Die Kinder- und Jugendarbeit wird beim Deutschen Roten Kreuz in Aken groß geschrieben. Nicht zuletzt spiegelt sich dies in den Ergebnissen der diesjährigen Landes-und Bundeswettbewerbe wider. Bereits im Mai konnten sich die 6 bis 12-jähigen Kinder der DRK Ortsgruppe Aken, welcher im Kreisverband Dessau organisiert ist, die Landesmeisterschaft im Wettbewerb der Schulsanitäter sichern. Das Leistungsspektrum des Wettbewerbes reichte von Praxisübungen in Erster Hilfe, über Wissensfragen, bis hin zu kreativen und musischen Stationen. Teamfähigkeit, Schnelligkeit und Geschicklichkeit waren außerdem gefragt. Die jungen Helfer mussten zeigen, wie sie einen Verband anlegen, den Verunfallten in eine stabile Seiten- oder Schocklage verbringen oder Verbrennungen behandeln.

Als amtierender Landesmeister galt es vor gut zwei Wochen auch auf Bundesebene anzutreten. Ganz im Zeichen der aktuellen Jugendrotkreuz-Kampagne „Was geht mit Menschlichkeit“ wurde der diesjährige Bundeswettbewerb für die jüngsten DRK -Mitglieder in Ludwigsburg/Baden-Württemberg veranstaltet.

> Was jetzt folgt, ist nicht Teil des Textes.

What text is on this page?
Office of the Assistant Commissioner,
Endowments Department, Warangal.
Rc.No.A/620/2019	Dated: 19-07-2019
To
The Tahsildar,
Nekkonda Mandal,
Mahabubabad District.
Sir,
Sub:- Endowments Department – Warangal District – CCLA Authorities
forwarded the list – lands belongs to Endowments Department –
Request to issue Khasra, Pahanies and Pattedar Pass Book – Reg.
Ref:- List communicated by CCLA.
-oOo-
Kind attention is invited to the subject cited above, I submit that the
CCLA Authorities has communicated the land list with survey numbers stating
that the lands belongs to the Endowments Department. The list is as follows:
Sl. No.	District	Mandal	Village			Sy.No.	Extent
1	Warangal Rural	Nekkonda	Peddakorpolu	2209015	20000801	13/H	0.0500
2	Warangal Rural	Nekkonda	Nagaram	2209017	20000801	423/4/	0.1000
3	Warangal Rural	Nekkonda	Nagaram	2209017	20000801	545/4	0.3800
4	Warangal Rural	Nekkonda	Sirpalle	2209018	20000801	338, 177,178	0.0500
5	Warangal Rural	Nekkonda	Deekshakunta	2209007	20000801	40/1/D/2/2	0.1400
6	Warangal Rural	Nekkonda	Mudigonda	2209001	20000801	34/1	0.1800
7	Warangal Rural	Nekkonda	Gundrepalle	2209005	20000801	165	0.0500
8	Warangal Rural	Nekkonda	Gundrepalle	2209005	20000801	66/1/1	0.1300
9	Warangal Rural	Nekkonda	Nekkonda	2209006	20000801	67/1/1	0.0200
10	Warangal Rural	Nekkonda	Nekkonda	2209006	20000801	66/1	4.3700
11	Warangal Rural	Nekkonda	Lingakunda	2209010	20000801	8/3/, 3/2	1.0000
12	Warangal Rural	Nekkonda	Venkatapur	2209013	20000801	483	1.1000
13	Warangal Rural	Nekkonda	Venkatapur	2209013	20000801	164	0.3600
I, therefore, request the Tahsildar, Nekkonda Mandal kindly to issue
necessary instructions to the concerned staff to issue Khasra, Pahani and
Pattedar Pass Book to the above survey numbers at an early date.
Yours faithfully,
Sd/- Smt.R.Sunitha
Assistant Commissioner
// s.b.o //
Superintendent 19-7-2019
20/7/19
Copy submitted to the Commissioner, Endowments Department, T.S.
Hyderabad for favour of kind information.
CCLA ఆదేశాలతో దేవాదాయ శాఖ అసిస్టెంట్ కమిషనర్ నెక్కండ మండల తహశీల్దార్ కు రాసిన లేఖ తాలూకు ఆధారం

Nach 7-stündiger Fahrt erreichte die Akener Mannschaft am 13. Oktober den Austragungsort des Bundeswettbewerbes, der Fröbelschule Ludwigsburg -  Schule für Sprachbehinderte, um dort gegen 17 weitere Mannschaften anzutreten.

Nachdem die Zimmer bezogen, die Feldbetten aufgebaut, die Gegend erkundet und ein leckeres Abendessen gemeinsam mit allen Mitstreitern gegessen wurde, gingen die jungen Lebensretter früh zu Bett, damit am Sonnabend alle ausgeruht und top fit starten können.

Und der Wettkampftag begann schon sehr früh am Morgen. Bereits halb 6.00 Uhr klingelte der Wecker, denn die ersten Wettkämpfe begannen zwei Stunden später.

Schwerpunkte waren natürlich Erste Hilfe, aber auch theoretische Sachverhalte wurden geprüft. Fragen zu Kinderrechten, menschlichem Handeln, der Geschichte des Roten Kreuzes und vieles weiteres wurde abgefragt.

Der Bundeswettkampf zog sich bis in den frühen Abend hin. Erst gegen 18.30 Uhr absolvierten die jungen Akener die letzte Station. Aber auch danach war an Ausruhen nicht zu denken. Viel zu groß war die Frage, wie gut oder schlecht die Leistung von den Kampfrichtern bewertet wurde.

Zwei lange Stunden des Wartens später, war dann bei der Siegerehrung die Freude groß. Zwar verfehlten die Akener Lebensretter das Podium knapp, waren aber dennoch mehr als stolz, einen respektablen 4. Platz in der Gesamtwertung belegt zu haben. Auch in Aken wurde die Siegerehrung in Echtzeit, also Live via Livestream, über das Internet verfolgt. Da ließen die ersten Gratulationen und Anrufe von Daheimgebliebenen nicht lange auf sich warten. Anschließend wurde natürlich bei der Abschiedsparty noch ein wenig gefeiert. In aller Früh ging es am Sonntagmorgen wieder zurück nach Aken, wo die DRK-Schützlinge mit Plakaten,  Jubel und viel Beifall empfangen wurden.

Ein dickes Dankeschön an alle Kinder und Betreuer. Wir sind stolz auf euch. Macht weiter so!